Carol had heard about YN 246 from one of her German ‘friends’ who just happened to be a Naval Architect-ress, or whatever the feminine form of Architect was, and that had been about a year ago, so she made her way quickly to Maria’s suite to discuss her idea with her. After being excitedly told about it, and then realising that all Carol wanted to do was talk, Maria went back to sleep, but not being too put off by Maria’s response she then handed over her watch to the Third Officer, that was what Third Officers were for, found a computer, and then started to compile as much information as she could about YN 246, which turned out to be virtually nothing, so in desperation she rang the ship yard. It was one o’clock here, six o’clock in the morning in Germany, so she doubted that there would be anyone there that she could talk too, but she would give it a try anyway, and it was a good start when she found the switchboard manned, so she asked to speak to someone in authority.

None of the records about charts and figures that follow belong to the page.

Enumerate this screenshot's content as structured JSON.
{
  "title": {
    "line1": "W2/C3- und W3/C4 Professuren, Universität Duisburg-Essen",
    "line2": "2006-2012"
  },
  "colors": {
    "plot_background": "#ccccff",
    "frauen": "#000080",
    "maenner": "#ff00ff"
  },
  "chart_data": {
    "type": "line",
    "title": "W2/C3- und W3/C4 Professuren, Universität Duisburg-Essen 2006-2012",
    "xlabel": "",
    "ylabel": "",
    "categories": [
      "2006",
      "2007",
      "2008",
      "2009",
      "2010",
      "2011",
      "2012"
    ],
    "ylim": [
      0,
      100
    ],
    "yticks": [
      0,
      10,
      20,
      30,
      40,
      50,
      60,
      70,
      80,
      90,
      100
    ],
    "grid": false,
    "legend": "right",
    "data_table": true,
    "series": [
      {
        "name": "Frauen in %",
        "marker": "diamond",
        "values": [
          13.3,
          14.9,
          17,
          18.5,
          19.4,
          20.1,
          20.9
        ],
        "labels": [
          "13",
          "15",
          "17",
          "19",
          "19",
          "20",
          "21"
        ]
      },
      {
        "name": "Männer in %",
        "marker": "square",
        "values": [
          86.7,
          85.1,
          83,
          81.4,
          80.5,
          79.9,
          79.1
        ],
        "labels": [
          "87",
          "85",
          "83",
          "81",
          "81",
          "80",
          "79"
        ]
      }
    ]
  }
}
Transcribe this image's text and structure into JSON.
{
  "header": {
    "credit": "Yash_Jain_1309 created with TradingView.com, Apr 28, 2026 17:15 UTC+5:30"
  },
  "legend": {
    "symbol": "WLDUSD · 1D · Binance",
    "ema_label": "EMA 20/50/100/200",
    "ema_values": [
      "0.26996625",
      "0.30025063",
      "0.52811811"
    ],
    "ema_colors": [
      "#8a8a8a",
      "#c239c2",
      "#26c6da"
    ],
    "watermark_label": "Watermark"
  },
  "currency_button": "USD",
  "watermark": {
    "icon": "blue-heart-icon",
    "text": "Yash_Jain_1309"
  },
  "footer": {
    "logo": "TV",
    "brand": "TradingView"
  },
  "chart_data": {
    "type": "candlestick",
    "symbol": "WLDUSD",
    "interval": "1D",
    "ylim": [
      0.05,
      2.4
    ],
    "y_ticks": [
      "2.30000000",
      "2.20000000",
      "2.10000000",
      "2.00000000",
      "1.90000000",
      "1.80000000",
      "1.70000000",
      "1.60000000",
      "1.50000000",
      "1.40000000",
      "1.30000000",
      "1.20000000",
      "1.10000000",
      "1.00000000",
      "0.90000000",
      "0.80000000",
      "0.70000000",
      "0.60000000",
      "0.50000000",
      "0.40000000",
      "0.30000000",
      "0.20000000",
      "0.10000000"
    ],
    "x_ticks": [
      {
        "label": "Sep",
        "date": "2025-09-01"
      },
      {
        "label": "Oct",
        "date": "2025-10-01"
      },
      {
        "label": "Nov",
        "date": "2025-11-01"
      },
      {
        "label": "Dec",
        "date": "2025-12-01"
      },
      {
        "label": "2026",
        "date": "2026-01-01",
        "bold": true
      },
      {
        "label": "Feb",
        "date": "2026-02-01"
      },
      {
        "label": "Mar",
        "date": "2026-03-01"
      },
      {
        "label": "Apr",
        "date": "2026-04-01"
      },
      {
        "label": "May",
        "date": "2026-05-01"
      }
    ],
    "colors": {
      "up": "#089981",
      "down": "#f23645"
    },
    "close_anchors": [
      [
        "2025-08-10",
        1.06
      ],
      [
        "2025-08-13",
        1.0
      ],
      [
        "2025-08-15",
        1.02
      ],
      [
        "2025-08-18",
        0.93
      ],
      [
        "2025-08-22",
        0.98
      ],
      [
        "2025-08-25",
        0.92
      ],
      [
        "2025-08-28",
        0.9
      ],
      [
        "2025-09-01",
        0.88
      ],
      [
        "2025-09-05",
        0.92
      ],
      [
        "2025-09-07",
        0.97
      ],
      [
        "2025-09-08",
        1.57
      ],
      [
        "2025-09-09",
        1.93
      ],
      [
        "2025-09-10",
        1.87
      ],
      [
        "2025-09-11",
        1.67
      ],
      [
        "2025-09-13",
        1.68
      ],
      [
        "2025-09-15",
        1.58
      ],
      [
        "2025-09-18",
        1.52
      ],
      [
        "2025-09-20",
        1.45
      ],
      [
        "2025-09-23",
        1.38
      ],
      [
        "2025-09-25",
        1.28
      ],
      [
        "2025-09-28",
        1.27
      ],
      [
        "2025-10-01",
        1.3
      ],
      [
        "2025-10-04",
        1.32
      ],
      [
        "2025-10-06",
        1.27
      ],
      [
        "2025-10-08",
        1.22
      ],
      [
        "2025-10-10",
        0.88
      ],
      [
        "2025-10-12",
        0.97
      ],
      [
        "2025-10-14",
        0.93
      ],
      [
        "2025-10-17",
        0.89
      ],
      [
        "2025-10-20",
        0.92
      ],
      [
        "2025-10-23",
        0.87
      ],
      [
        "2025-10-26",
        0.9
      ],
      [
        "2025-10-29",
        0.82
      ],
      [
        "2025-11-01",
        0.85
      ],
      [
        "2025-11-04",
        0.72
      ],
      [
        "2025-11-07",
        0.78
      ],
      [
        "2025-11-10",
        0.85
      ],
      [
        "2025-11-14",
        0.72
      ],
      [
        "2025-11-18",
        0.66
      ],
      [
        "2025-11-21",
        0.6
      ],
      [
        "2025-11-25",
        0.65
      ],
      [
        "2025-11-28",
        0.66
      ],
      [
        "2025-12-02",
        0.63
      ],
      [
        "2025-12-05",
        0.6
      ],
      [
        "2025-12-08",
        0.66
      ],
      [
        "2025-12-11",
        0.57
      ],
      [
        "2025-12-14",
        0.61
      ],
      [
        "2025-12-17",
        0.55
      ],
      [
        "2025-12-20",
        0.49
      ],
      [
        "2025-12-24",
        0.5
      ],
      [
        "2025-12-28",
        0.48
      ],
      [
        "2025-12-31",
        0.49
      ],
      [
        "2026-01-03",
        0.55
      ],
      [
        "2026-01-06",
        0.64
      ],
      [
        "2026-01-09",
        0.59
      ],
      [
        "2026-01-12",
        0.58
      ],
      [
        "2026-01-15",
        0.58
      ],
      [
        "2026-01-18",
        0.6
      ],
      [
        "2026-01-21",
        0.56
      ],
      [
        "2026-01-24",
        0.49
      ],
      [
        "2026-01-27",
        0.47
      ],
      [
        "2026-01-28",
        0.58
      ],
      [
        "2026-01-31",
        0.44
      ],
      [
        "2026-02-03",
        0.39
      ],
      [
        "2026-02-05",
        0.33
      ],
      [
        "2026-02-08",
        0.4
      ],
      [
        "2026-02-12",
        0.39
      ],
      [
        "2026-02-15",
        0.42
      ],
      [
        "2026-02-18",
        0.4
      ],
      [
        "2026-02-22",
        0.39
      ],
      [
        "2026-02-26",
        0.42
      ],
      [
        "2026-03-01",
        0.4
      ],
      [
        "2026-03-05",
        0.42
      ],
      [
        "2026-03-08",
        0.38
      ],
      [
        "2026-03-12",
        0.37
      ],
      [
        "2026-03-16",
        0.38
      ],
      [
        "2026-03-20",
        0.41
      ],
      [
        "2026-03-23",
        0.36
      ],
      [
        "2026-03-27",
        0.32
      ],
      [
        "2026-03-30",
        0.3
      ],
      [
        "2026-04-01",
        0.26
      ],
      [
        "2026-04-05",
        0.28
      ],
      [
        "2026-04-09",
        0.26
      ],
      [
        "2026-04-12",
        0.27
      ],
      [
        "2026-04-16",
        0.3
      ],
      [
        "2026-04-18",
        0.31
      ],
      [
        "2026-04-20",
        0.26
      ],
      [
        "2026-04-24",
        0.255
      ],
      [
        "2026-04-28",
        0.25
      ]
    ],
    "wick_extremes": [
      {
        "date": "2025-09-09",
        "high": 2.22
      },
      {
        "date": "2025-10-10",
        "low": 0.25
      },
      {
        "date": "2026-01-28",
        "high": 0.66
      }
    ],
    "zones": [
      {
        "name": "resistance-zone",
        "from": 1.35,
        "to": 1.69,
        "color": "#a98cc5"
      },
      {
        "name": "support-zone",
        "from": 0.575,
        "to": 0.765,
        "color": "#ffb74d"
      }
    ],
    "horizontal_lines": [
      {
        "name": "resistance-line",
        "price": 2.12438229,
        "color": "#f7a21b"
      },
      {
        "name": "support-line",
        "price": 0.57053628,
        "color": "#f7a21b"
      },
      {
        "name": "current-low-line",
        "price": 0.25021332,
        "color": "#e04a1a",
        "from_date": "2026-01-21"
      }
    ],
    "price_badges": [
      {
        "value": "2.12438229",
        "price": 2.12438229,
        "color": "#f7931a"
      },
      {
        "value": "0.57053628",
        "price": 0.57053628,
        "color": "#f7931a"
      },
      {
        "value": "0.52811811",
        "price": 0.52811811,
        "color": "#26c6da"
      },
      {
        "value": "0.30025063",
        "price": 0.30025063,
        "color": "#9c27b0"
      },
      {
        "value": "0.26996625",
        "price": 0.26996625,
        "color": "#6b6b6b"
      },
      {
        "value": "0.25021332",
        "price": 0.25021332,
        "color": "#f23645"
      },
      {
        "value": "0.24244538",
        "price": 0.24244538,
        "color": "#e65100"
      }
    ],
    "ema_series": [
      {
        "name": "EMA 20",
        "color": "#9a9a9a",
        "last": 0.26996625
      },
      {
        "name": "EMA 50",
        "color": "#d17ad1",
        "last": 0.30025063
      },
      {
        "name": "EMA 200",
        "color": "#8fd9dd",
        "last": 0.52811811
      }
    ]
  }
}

To her surprise she got Herr Flik, the owner of the yard, and he was a very worried man, yet another order was in the process of going down the tubes and he was becoming even more worried by the minute. First things first, ‘is YN 246 still in its cocoon?’ she asked (she was English so she instinctively knew that everyone else spoke it as well).
‘Yes’ came the reply.
‘How long had it been in it?’
‘Twenty-two months’.
‘Had a buyer been found for it yet?’
‘I wish’ he groaned, and then Carol ‘hypothetically’ asked if it would be possible to convert YN 246 into a private yacht. That got Herr Flik’s attention 100%, if this wasn’t some mad fräulein on a bender, and he could just pull this off, it might tide the ship yard over the recession, perhaps he wouldn’t have to lay off any of his key workers after all. She explained that at the moment this was only ‘pie in the sky’, what she urgently required to enable her to take the plan on to its next stage were details, drawings, and possible a conversion scheme. Normally at this stage Herr Flik would have hung up the phone and thought ‘dumkoff’, but desperate times require desperate measures so on another line he instructed the switchboard operator to rouse all the architects and tell them he wanted them, or their resignations at or on their boards in thirty minutes, and for the remainder of the night every printer and fax machine on board the Sea Sprite was churning out bumf for her, first in German, then after another phone call, in English. All the Naval Architects, excluding her ‘friend’ who had moved on to pastures new a few months earlier, were at their boards, or into their CAD programmes in record time, and each one was given the same instruction, come up with something quick, and think big.